If taking an Aleve for every flare-up doesn’t appeal and the thought of regular pain-treating injections is worrying, fear not. Johns Hopkins Medicine offers a few other ways that people can address their carpal tunnel flare-ups.
The first suggestion is to use a wrist splint. Unlike the Mayo Clinic, however, Johns Hopkins does not limit this suggestion to nighttime use. Instead, the suggestion is a general one, as splints keep the wrist in a static position and can reduce pressure on the nerves through the area.
Johns Hopkins also recommends that anyone experiencing carpal tunnel issues should make changes to their workspace. This can include changing to an ergonomic keyboard or other similar ergonomic changes. Mayo Clinic states that common ergonomic recommendations include moving the monitor to be directly at eye level and an arm’s length away, adjusting the chair so that a person’s hips are in line with their knees, and raising the chair high enough that hands and wrists are either even with or below the elbows.
Strengthening the wrist
Johns Hopkins‘ final lifestyle recommendation is to strengthen the muscles of the wrist using a variety of exercises. Their website does not outline which exercises to use, but they do say that these strengthening movements may be arranged by a physical therapist.

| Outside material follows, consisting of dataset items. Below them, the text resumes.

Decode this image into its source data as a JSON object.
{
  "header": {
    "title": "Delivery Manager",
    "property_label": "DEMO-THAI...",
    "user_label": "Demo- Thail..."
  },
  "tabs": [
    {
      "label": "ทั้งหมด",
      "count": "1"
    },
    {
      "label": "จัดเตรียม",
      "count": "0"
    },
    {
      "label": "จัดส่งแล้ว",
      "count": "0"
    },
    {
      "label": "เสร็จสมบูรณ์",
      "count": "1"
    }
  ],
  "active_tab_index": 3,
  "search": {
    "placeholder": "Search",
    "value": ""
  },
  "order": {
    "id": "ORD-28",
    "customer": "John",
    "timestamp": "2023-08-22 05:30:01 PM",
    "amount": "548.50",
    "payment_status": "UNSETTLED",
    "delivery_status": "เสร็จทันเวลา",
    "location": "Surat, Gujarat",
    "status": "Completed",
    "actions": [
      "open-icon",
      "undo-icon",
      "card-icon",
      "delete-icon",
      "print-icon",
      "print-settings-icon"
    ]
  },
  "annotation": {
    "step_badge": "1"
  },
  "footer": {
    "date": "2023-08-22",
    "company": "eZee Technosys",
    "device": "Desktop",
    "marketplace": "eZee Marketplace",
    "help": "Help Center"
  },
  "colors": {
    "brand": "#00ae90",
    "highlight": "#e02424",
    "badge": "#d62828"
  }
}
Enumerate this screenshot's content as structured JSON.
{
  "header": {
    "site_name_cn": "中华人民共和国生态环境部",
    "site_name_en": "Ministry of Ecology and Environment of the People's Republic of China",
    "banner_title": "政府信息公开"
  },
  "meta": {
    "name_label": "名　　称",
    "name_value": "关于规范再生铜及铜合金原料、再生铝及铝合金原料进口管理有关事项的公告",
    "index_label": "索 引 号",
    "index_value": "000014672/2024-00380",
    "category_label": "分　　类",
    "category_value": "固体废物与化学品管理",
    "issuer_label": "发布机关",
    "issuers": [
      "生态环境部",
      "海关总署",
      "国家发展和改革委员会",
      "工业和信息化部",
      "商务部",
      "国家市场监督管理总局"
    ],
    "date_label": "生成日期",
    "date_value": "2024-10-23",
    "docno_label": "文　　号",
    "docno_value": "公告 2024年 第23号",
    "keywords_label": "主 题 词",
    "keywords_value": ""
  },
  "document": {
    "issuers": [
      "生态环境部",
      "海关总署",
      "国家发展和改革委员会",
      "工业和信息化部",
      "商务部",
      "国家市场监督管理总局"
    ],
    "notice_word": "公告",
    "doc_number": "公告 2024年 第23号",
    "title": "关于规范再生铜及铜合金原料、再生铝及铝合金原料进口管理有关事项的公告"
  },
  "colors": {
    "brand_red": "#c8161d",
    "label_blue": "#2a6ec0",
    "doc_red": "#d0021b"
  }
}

Mentions of strengthening exercises may call to mind hand weights or cable weight machines. But the American Academy of Orthopaedic Surgeons suggests a different approach when it comes to the wrist. Rather than using weight, their recommendations largely focus on stretching the muscles in the area. The Academy offers a printout of several effective stretches, but they caution against using them without speaking to a medical provider beforehand.
Yale Medicine labels carpal tunnel as the "most common nerve complaint in the U.S." But that does not mean that it is unavoidable — or that, once developed, it cannot be managed. Lifestyle changes, moderate pain management options, and regular breaks can often reduce the impact flare-ups have on people living with carpal tunnel.